Object Features For Classification in Remote Sensing
Introduction
The classification of remote sensing imagery has traditionally relied on pixel-based analysis, which considers spectral values . However, object-based classification provides a more advanced approach by incorporating shape, texture, and contextual relationships.
This study explores the segmentation and classification process applied to a Quickbird image of Salzburg and pseudo airquality image, using eCognition software to extract meaningful features for classification.
Segmentation
Segmentation is a fundamental step in object-based image analysis. Two segmentation approaches were used:
Chessboard Segmentation: This method creates uniform grid-based objects, which is useful for initial feature assessment. This method is not suitable for distinguishing meaningful land cover features. A comparison of segmented objects, such as a ship and water for example, revealed:
The NDVI for water is negative due to its low near-infrared (NIR) reflectance and high visible reflectance and the ship exhibits higher reflectance across all bands, likely due to its surface color.

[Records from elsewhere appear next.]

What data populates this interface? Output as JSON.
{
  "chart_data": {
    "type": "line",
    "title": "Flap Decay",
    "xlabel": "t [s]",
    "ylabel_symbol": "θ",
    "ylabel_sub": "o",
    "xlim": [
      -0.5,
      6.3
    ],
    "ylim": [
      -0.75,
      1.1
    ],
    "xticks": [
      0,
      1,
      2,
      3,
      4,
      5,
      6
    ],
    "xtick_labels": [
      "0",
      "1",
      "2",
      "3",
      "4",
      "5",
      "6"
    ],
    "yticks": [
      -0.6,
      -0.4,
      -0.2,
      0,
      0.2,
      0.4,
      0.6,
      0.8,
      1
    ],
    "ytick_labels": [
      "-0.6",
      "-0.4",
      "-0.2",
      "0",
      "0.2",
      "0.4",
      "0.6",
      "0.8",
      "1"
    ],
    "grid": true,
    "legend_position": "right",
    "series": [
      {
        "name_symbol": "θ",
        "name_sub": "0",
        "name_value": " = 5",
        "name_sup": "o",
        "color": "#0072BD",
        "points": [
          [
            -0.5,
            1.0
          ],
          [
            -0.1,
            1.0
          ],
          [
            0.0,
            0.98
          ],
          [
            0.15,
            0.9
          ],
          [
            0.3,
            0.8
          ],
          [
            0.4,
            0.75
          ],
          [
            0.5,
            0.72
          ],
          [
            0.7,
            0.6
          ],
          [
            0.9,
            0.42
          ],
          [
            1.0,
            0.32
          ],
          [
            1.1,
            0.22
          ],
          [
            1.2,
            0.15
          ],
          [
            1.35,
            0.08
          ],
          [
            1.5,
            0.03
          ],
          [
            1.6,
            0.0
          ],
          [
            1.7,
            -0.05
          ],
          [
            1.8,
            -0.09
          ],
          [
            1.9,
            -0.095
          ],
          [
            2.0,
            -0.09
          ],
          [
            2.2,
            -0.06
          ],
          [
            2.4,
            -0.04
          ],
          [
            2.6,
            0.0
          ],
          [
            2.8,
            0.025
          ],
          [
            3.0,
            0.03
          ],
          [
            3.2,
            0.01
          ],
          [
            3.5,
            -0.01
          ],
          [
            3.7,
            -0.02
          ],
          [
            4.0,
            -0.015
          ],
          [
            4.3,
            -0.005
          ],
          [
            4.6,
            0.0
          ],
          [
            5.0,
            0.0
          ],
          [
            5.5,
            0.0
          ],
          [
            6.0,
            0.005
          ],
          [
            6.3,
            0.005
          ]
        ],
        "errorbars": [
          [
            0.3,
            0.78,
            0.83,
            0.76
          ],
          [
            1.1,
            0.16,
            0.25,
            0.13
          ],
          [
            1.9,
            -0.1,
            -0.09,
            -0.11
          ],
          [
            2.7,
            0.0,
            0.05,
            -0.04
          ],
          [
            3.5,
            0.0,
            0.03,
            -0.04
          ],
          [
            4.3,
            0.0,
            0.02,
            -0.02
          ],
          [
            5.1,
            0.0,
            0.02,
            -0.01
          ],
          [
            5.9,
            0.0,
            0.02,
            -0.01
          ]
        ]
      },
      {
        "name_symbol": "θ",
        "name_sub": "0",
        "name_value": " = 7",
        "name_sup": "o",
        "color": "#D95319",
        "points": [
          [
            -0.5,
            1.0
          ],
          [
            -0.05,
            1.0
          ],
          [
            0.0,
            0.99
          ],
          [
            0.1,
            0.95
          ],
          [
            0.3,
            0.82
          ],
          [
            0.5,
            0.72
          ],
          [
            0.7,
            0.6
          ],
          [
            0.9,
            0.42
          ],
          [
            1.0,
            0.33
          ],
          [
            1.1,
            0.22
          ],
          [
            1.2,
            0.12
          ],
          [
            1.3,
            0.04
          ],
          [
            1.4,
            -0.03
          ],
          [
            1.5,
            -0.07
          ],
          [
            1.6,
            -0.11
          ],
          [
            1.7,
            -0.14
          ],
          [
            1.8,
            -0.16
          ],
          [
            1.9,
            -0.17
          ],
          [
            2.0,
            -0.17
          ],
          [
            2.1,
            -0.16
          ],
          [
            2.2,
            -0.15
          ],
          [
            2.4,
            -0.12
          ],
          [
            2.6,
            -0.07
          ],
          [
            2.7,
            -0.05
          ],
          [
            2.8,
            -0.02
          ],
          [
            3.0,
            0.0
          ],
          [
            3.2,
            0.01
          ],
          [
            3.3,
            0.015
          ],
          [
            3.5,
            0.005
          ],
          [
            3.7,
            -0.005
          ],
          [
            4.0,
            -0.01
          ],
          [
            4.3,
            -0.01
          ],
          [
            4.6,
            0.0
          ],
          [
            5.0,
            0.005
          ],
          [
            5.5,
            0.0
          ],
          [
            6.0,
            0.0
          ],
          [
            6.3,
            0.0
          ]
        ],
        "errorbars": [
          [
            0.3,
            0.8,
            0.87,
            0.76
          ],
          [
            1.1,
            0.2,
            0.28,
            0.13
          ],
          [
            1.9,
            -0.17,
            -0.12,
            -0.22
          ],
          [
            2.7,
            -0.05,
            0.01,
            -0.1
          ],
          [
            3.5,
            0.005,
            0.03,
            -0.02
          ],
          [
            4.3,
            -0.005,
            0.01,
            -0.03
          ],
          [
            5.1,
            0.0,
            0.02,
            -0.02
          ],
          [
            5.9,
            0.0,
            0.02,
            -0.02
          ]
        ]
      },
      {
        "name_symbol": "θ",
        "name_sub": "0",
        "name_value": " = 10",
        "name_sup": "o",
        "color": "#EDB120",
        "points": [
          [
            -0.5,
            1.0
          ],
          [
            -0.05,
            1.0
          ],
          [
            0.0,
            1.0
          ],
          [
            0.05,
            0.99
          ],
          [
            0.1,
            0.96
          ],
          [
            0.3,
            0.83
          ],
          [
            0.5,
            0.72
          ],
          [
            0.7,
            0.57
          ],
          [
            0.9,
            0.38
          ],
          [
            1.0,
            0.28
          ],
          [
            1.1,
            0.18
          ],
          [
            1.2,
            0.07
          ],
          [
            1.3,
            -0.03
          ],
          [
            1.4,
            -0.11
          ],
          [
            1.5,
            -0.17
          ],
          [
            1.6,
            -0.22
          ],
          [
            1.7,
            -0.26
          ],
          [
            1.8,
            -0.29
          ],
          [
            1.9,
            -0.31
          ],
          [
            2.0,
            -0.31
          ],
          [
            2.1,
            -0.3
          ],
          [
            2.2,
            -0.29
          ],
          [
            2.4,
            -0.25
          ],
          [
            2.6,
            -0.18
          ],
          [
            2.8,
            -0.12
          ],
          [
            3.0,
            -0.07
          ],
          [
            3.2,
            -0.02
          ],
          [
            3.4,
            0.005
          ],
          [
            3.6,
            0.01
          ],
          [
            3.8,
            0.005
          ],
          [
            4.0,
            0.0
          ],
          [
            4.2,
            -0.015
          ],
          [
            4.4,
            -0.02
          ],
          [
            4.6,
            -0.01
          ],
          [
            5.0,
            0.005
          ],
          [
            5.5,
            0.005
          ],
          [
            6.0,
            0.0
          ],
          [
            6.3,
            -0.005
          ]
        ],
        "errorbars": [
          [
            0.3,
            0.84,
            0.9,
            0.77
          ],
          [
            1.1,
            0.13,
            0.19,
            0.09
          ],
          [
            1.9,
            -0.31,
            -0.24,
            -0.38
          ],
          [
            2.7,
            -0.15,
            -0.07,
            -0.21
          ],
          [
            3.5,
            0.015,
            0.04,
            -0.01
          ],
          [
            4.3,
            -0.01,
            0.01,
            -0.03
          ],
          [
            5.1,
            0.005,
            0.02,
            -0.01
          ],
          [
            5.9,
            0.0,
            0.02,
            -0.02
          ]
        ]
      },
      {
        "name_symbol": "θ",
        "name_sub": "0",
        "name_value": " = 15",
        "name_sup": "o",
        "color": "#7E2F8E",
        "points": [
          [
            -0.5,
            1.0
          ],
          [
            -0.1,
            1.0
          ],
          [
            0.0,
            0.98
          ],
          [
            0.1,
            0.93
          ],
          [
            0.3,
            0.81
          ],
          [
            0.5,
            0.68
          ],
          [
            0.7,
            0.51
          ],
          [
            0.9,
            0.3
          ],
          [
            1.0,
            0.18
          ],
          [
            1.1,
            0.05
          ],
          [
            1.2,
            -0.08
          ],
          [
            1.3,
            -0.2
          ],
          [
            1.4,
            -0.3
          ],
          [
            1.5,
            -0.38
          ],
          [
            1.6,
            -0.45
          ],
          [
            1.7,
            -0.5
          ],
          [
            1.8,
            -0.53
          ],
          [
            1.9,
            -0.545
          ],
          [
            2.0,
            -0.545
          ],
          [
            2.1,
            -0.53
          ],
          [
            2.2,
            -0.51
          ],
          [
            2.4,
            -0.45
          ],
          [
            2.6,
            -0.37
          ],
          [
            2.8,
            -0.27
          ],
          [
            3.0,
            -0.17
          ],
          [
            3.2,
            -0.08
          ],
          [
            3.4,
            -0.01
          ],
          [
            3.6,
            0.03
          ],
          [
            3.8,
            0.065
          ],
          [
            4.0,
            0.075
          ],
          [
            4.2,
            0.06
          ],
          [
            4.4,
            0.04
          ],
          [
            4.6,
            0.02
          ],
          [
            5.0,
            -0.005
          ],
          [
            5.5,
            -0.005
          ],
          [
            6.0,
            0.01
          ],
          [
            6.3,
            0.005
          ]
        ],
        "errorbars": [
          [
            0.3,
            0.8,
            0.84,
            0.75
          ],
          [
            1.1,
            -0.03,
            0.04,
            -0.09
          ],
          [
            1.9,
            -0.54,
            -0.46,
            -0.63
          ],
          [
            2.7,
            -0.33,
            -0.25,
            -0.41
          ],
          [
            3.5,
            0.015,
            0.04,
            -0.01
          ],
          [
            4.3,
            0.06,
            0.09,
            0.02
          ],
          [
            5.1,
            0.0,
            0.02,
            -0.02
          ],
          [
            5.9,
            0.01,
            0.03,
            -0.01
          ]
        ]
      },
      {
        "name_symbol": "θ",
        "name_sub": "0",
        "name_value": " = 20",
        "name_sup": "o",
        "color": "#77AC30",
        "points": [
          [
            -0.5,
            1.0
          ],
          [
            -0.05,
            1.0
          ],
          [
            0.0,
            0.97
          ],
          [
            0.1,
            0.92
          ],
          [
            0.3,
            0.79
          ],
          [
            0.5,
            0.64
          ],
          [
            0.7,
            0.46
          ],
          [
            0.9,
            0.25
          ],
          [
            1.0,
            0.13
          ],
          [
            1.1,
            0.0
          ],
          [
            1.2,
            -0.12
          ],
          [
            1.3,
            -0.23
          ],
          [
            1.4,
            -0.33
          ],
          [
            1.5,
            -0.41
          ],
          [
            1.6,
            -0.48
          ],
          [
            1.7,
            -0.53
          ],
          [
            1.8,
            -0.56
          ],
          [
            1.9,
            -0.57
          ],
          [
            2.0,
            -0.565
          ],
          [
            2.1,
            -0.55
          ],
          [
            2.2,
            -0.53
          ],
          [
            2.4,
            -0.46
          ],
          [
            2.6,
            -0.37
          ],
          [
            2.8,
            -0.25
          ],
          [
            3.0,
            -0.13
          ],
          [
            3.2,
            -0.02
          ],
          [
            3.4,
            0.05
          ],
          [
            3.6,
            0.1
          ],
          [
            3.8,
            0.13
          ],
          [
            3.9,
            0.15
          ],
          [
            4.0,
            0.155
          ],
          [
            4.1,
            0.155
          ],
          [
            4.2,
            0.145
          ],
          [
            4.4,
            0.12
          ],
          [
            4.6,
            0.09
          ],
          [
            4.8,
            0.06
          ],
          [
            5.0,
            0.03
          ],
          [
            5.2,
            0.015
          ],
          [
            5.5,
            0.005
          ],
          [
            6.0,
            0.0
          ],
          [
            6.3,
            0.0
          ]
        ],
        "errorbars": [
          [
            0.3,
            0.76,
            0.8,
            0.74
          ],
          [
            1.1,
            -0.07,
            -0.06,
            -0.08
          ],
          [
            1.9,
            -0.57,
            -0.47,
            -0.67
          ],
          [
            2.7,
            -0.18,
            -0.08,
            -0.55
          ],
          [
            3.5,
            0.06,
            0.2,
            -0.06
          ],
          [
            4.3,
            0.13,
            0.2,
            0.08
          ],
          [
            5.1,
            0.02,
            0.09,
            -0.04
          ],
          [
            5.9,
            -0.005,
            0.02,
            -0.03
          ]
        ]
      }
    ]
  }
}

However, because all segments are of equal size, the segmentation does not align well with natural object boundaries, making it unsuitable for this classification task.
- Multiresolution Segmentation: This technique groups pixels into meaningful objects based on spectral and spatial properties. It is more suited for real-world classification as it captures object boundaries more accurately.
Feature Selection and Object Analysis
Object features play a crucial role in classification. The key categories of features examined in this study include:
Spectral Features: Mean and maximum pixel values per band.
Geometrical Features: Shape index and object area.
Textural Features: Haralick-based texture measures.
Hierarchical Features: Relationships between super-objects and sub-objects.
Class-Related Features: Proximity to specific classified objects
Classification
Step 1: NDVI Calculation
To classify vegetation, the Normalized Difference Vegetation Index (NDVI) was computed using:
NDVI = (NIR-Red)/(NIR+Red)
Objects with NDVI values above 0.25 were classified as vegetation, while those below -0.15 were classified as water bodies.
Step 2: Assigning Object Classes
Using the “Assign Class” algorithm:
Vegetation was classified using the NDVI threshold.
Water bodies were extracted based on low NDVI values.
A “Boat” class was assigned using the “Relative Border to Water” feature, identifying objects completely surrounded by water.
Step 3: Integrating Air Quality Data
The air quality raster layer was used to refine the vegetation class:
Vegetation was split into high-air-quality (in the image light blue color) and low-air-quality (in the image below green color) areas based on pixel values from the air quality dataset.
This created subclasses, allowing for a more detailed environmental analysis.
Hierarchical classification
To refine object classification, hierarchical segmentation was applied by creating a lower-level segmentation from an existing level using multiresolution segmentation with a smaller scale parameter. This approach enhances detail by generating smaller objects, capturing fine structures such as individual trees, buildings, or narrow water bodies. The multi-level segmentation enables a hierarchical classification process, allowing for the refinement of class boundaries and improving overall classification accuracy.
Conclusion
The object-based approach provided improved classification accuracy compared to pixel-based methods.
The multiresolution segmentation effectively delineated meaningful objects, making the classification more representative of real-world features.
Feature-based classification allowed for the differentiation of vegetation, water, and built-up areas, enhancing thematic mapping.
The use of multiple scale parameters enabled hierarchical classification, ensuring different levels of detail could be incorporated into the analysis.
The integration of air quality data demonstrated how multi-source information can refine classifications, making results more applicable to environmental studies.